Getting access to the right people and in the “right corridors”, or to someone who is able to influence people and the process, becomes all important. Moya also learned that “railing against something you don’t like isn’t effective if you can’t change the minds of the people responsible for it”.

Not that she sees protest behaviour as ineffective, but it just wasn’t going to be an effective behaviour for her in the context in which she was operating of FIFA.

Timing, says Moya, can also play an important part in exerting influence effectively and creating change.

“My experience in FIFA was dramatic. There were arrests and indictments in 2015 and the legal pressure brought to bear on the organisation meant that when people went, for whatever reason, it created a vacuum, further revealing the need for change in the organisation. The challenge as I saw it was to bring more gender equality to football, to introduce an American Title IX concept to football,” she says.

Title IX is an American Federal law that mandates equal participation opportunities - including in sport - for male and female students in secondary and post-secondary institutions of higher education. Moya believes that for many years sport has been an important socio-cultural learning experience for boys and men and those same benefits should be afforded our daughters. Title-IX-style policies, she says, goes some way toward ensuring that and Moya concentrated her efforts on ensuring the right people had time to think about and see the benefit of taking the concept on board for football.
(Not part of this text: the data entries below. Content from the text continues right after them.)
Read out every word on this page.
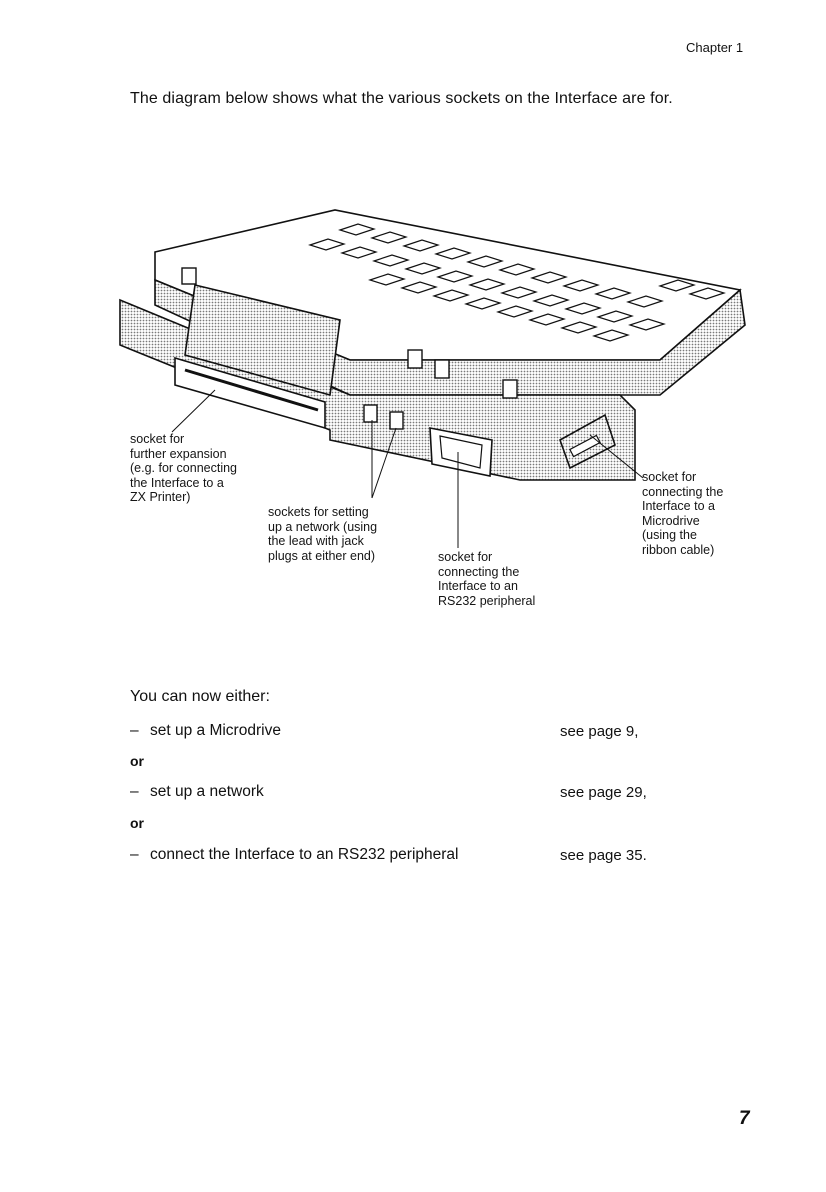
Chapter 1
The diagram below shows what the various sockets on the Interface are for.
socket for
further expansion
(e.g. for connecting
the Interface to a
ZX Printer)
sockets for setting
up a network (using
the lead with jack
plugs at either end)	socket for
connecting the
Interface to an
RS232 peripheral
socket for
connecting the
Interface to a
Microdrive
(using the
ribbon cable)
You can now either:
– set up a Microdrive	see page 9,
or
– set up a network	see page 29,
or
– connect the Interface to an RS232 peripheral	see page 35.
7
Her efforts to date have been relatively successful – she has seen the acceptance of head gear for Muslim women on the field and greater access and acceptance of women in the sport.

As Moya notes, sport has obvious health benefits. The sense of achievement and incremental improvement players experience can also boost self-esteem and confidence and team sports provide opportunities for friendships, social learning, and networks. However, for Moya, the most important aspect is that the participation by girls and women in sport sends a message about equality: “If a girl plays sport the world sees her differently. It sends a message that she is equally capable of contributing as her brother is. If a boy sees a girl getting into the game, participating, winning the ball, jumping, kicking, the message is she belongs. The message is she is as entitled as he is to participate fully in sport and society. That’s a lesson money can’t buy.”